If the LCS contract bid numbers are indeed over the cost cap as many suspect, it will only be the first in a series of bad shipbuilding budget news announcements by the Navy over the next few months. Folks, you would not believe the rumors going around regarding how much it is costing the Navy to restart DDG-51 - indeed I don't even believe most of the figures I have heard. It is noteworthy however that there is still no contract for the first DDG-51 restart, and in the context of the percentage of real cost growth - the DDG-1000 is the high profile shipbuilding program on schedule and budget in the US Navy right now.
That bad news of potentially serious shipbuilding cost increases with the DDG-51 restart that all signs suggest is looming over the FY2012 budget horizon matters quite a bit, because it has the potential to boomerang politically in the direction of Navy Secretary Ray Mabus. Nothing like a high profile, big time Navy shipbuilding budget screw up to sink any prospect of Ray Mabus being the next Secretary of Defense as speculated by some news sources.

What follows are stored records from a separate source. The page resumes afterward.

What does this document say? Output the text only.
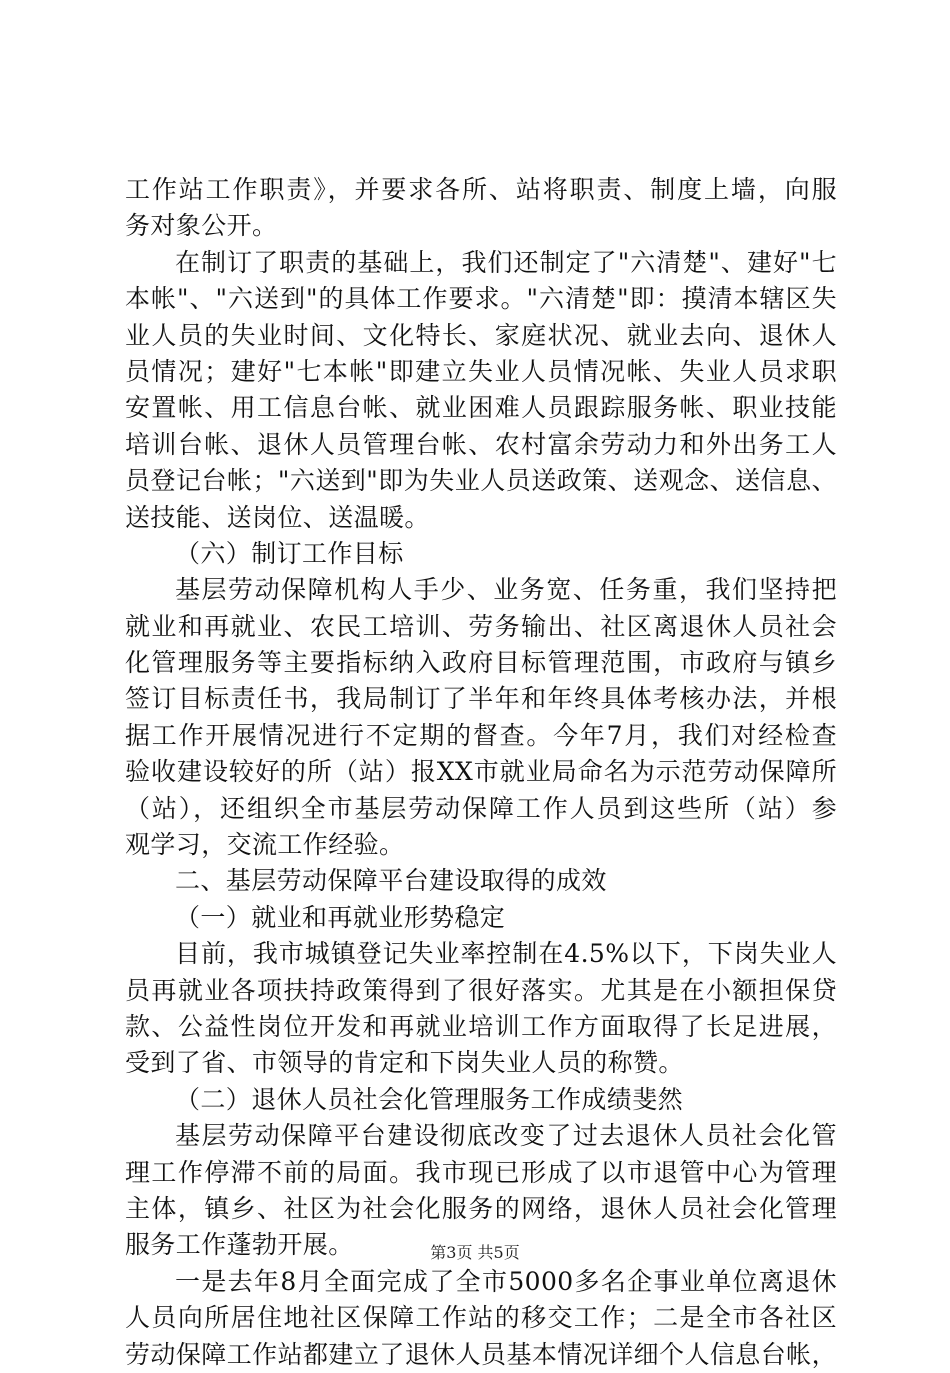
工作站工作职责》，并要求各所、站将职责、制度上墙，向服
务对象公开。
在制订了职责的基础上，我们还制定了"六清楚"、建好"七
本帐"、"六送到"的具体工作要求。"六清楚"即：摸清本辖区失
业人员的失业时间、文化特长、家庭状况、就业去向、退休人
员情况；建好"七本帐"即建立失业人员情况帐、失业人员求职
安置帐、用工信息台帐、就业困难人员跟踪服务帐、职业技能
培训台帐、退休人员管理台帐、农村富余劳动力和外出务工人
员登记台帐；"六送到"即为失业人员送政策、送观念、送信息、
送技能、送岗位、送温暖。
（六）制订工作目标
基层劳动保障机构人手少、业务宽、任务重，我们坚持把
就业和再就业、农民工培训、劳务输出、社区离退休人员社会
化管理服务等主要指标纳入政府目标管理范围，市政府与镇乡
签订目标责任书，我局制订了半年和年终具体考核办法，并根
据工作开展情况进行不定期的督查。今年7月，我们对经检查
验收建设较好的所（站）报XX市就业局命名为示范劳动保障所
（站），还组织全市基层劳动保障工作人员到这些所（站）参
观学习，交流工作经验。
二、基层劳动保障平台建设取得的成效
（一）就业和再就业形势稳定
目前，我市城镇登记失业率控制在4.5%以下，下岗失业人
员再就业各项扶持政策得到了很好落实。尤其是在小额担保贷
款、公益性岗位开发和再就业培训工作方面取得了长足进展，
受到了省、市领导的肯定和下岗失业人员的称赞。
（二）退休人员社会化管理服务工作成绩斐然
基层劳动保障平台建设彻底改变了过去退休人员社会化管
理工作停滞不前的局面。我市现已形成了以市退管中心为管理
主体，镇乡、社区为社会化服务的网络，退休人员社会化管理
服务工作蓬勃开展。
一是去年8月全面完成了全市5000多名企事业单位离退休
人员向所居住地社区保障工作站的移交工作；二是全市各社区
劳动保障工作站都建立了退休人员基本情况详细个人信息台帐，
第3页 共5页
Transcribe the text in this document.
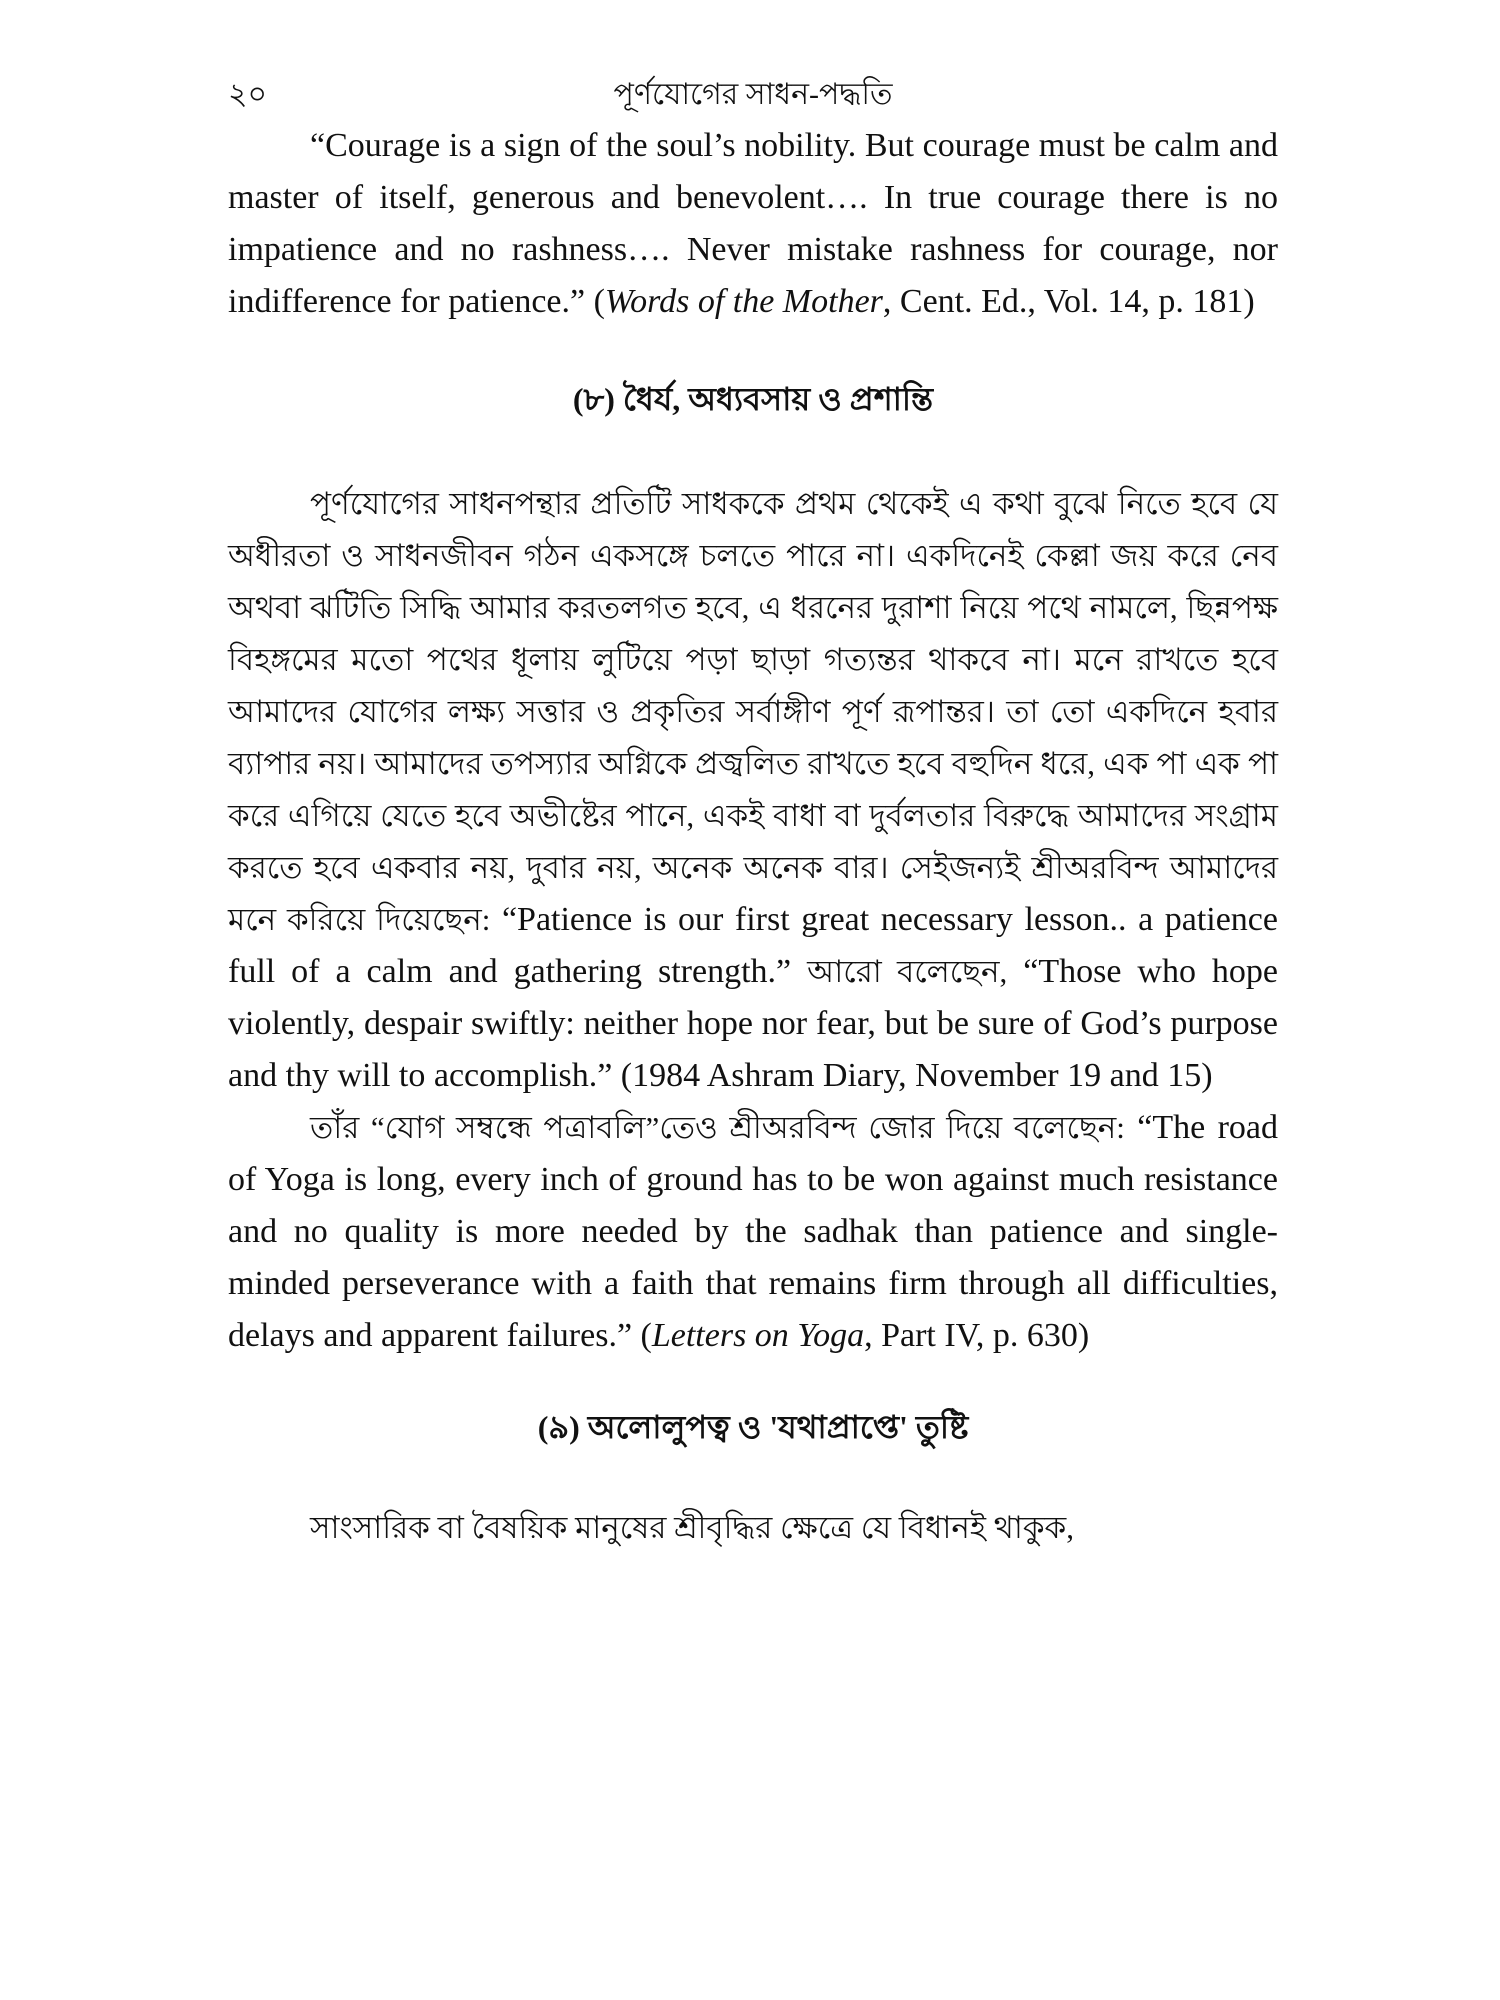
২০	পূর্ণযোগের সাধন-পদ্ধতি

“Courage is a sign of the soul’s nobility. But courage must be calm and master of itself, generous and benevolent…. In true courage there is no impatience and no rashness…. Never mistake rashness for courage, nor indifference for patience.” (Words of the Mother, Cent. Ed., Vol. 14, p. 181)

(৮) ধৈর্য, অধ্যবসায় ও প্রশান্তি

পূর্ণযোগের সাধনপন্থার প্রতিটি সাধককে প্রথম থেকেই এ কথা বুঝে নিতে হবে যে অধীরতা ও সাধনজীবন গঠন একসঙ্গে চলতে পারে না। একদিনেই কেল্লা জয় করে নেব অথবা ঝটিতি সিদ্ধি আমার করতলগত হবে, এ ধরনের দুরাশা নিয়ে পথে নামলে, ছিন্নপক্ষ বিহঙ্গমের মতো পথের ধূলায় লুটিয়ে পড়া ছাড়া গত্যন্তর থাকবে না। মনে রাখতে হবে আমাদের যোগের লক্ষ্য সত্তার ও প্রকৃতির সর্বাঙ্গীণ পূর্ণ রূপান্তর। তা তো একদিনে হবার ব্যাপার নয়। আমাদের তপস্যার অগ্নিকে প্রজ্বলিত রাখতে হবে বহুদিন ধরে, এক পা এক পা করে এগিয়ে যেতে হবে অভীষ্টের পানে, একই বাধা বা দুর্বলতার বিরুদ্ধে আমাদের সংগ্রাম করতে হবে একবার নয়, দুবার নয়, অনেক অনেক বার। সেইজন্যই শ্রীঅরবিন্দ আমাদের মনে করিয়ে দিয়েছেন: “Patience is our first great necessary lesson.. a patience full of a calm and gathering strength.” আরো বলেছেন, “Those who hope violently, despair swiftly: neither hope nor fear, but be sure of God’s purpose and thy will to accomplish.” (1984 Ashram Diary, November 19 and 15)

তাঁর “যোগ সম্বন্ধে পত্রাবলি”তেও শ্রীঅরবিন্দ জোর দিয়ে বলেছেন: “The road of Yoga is long, every inch of ground has to be won against much resistance and no quality is more needed by the sadhak than patience and single-minded perseverance with a faith that remains firm through all difficulties, delays and apparent failures.” (Letters on Yoga, Part IV, p. 630)

(৯) অলোলুপত্ব ও 'যথাপ্রাপ্তে' তুষ্টি

সাংসারিক বা বৈষয়িক মানুষের শ্রীবৃদ্ধির ক্ষেত্রে যে বিধানই থাকুক,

To salvage the situation (ie, reputation), Ray Mabus may be asked to take decisive action. If LCS contracts aren't under the Procurement Cost Cap and DDG-51 really is going to cost more to restart than just building out the 7 DDG-1000s would have cost (oh yes, that is a legit rumor being told by legit folks - although I remain skeptical), then will Ray Mabus pull a Shanahan and replace his starting quarterback (Roughead) with a backup from the bench?
Given that Coach Shanahan really did replace Donavan McNabb with Rex Grossman with less than 2 minutes on the clock down by only 6; at minimum I think we can all agree that in Washington, DC - anything is possible.